Duchamp is often cited as being the father of conceptual art. Exactly 100 years ago his Nude Descending a Staircase No 2 caused an uproar at the New York Armory Show of 1913; while his ideas began to crystallise for what was to become his most celebrated work, The Bride Stripped Bare by Her Bachelors, Even (The Large Glass); and he created his first so-called ‘readymade’ – a bicycle wheel mounted on a stool – in his Paris studio.

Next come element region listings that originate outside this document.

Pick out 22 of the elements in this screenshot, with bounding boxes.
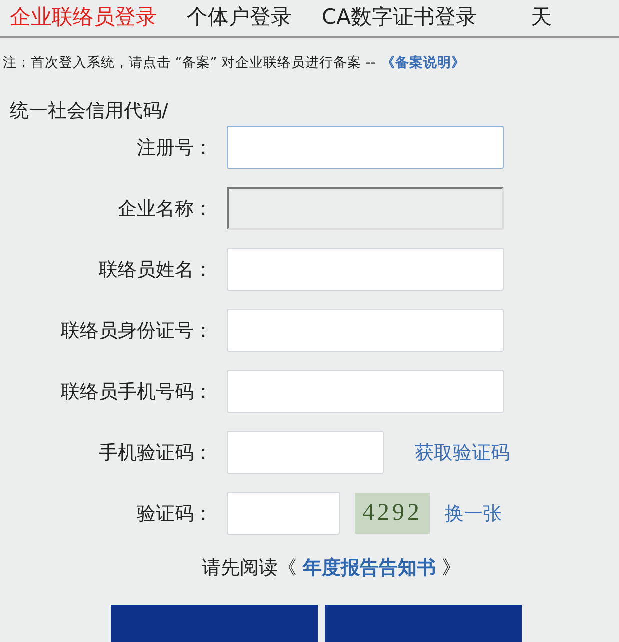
field-label: 手机验证码： (98, 440, 214, 466)
action-button[interactable] (111, 605, 318, 642)
field-label: 统一社会信用代码/ (10, 99, 168, 124)
filing-guide-link[interactable]: 《备案说明》 (382, 54, 466, 72)
field-label: 验证码： (136, 502, 214, 526)
tab[interactable]: 天 (531, 4, 552, 30)
field-label: 联络员手机号码： (60, 380, 214, 404)
input-field[interactable] (227, 126, 504, 169)
get-code-link[interactable]: 获取验证码 (415, 440, 510, 466)
tab[interactable]: 个体户登录 (187, 4, 292, 30)
captcha-image: 4292 (355, 493, 430, 534)
field-label: 注册号： (136, 136, 214, 160)
tab[interactable]: CA数字证书登录 (322, 4, 478, 30)
notice-text: 注：首次登入系统，请点击 “备案” 对企业联络员进行备案 -- (3, 54, 376, 72)
tab[interactable]: 企业联络员登录 (10, 4, 157, 30)
read-notice-text: 请先阅读《 年度报告告知书 》 (200, 556, 462, 581)
action-button[interactable] (325, 605, 522, 642)
field-label: 联络员身份证号： (60, 318, 214, 344)
refresh-captcha-link[interactable]: 换一张 (445, 500, 502, 526)
annual-report-notice-link[interactable]: 年度报告告知书 (303, 557, 436, 579)
field-label: 联络员姓名： (98, 258, 214, 282)
field-label: 企业名称： (117, 196, 214, 222)
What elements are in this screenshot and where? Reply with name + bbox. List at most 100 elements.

Bringing together twenty works by Duchamp including these seminal pieces, The Bride and the Bachelors explores how his work fuelled historic collaborations between four great American contemporary artists – composer John Cage (1912–1992); dancer and choreographer Merce Cunningham (1919–2009) and visual artists Robert Rauschenberg (1925–2008) and Jasper Johns (born 1930).
Encountering Duchamp at an early stage in their own careers, each of them embraced key aspects of Duchamp’s thinking and practice, creating a seismic shift in the direction of art from the late 1950s and 1960s onwards.
Dancing Around Duchamp‘s rich programme includes Robert Wilson’s theatrical interpretation of John Cage’s 1959 Lecture on Nothing, surreal and absurdist theatre with plays by Jarry and Ionesco and an adaptation of Beckett’s novella Watt, a film season that takes a cue from Duchamp’s Dadaist sensibility, live performances of Cage and Cunningham pieces in the gallery space, a new Curve project by Canadian artist Geoffrey Farmer and a major public event exploring the legacy of Duchamp.
Dancing Around Duchamp Programme
Rhinocéros by Eugène Ionesco – February 14 to February 16, 2013 (Barbican Theatre).
Robert Wilson: John Cage’s Lecture on Nothing – February 25 (Barbican Theatre).
Watt by Samuel Beckett – February 26 to March 16 (The Pit).
Rambert Dance Company performing RainForest by Merce Cunningham – March 27.
Cheek by Jowl’s Ubu Roi by Alfred Jarry – April 10 to April 20 (Silk Street Theatre).
Richard Alston Dance Company performing Merce Cunningham repertoire – May 29 (Barbican Art Gallery).
Geoffrey Farmer New commission – Spring 2013 (dates tba) (The Curve).
The Film Season, Talks and Debates have yet to be announced.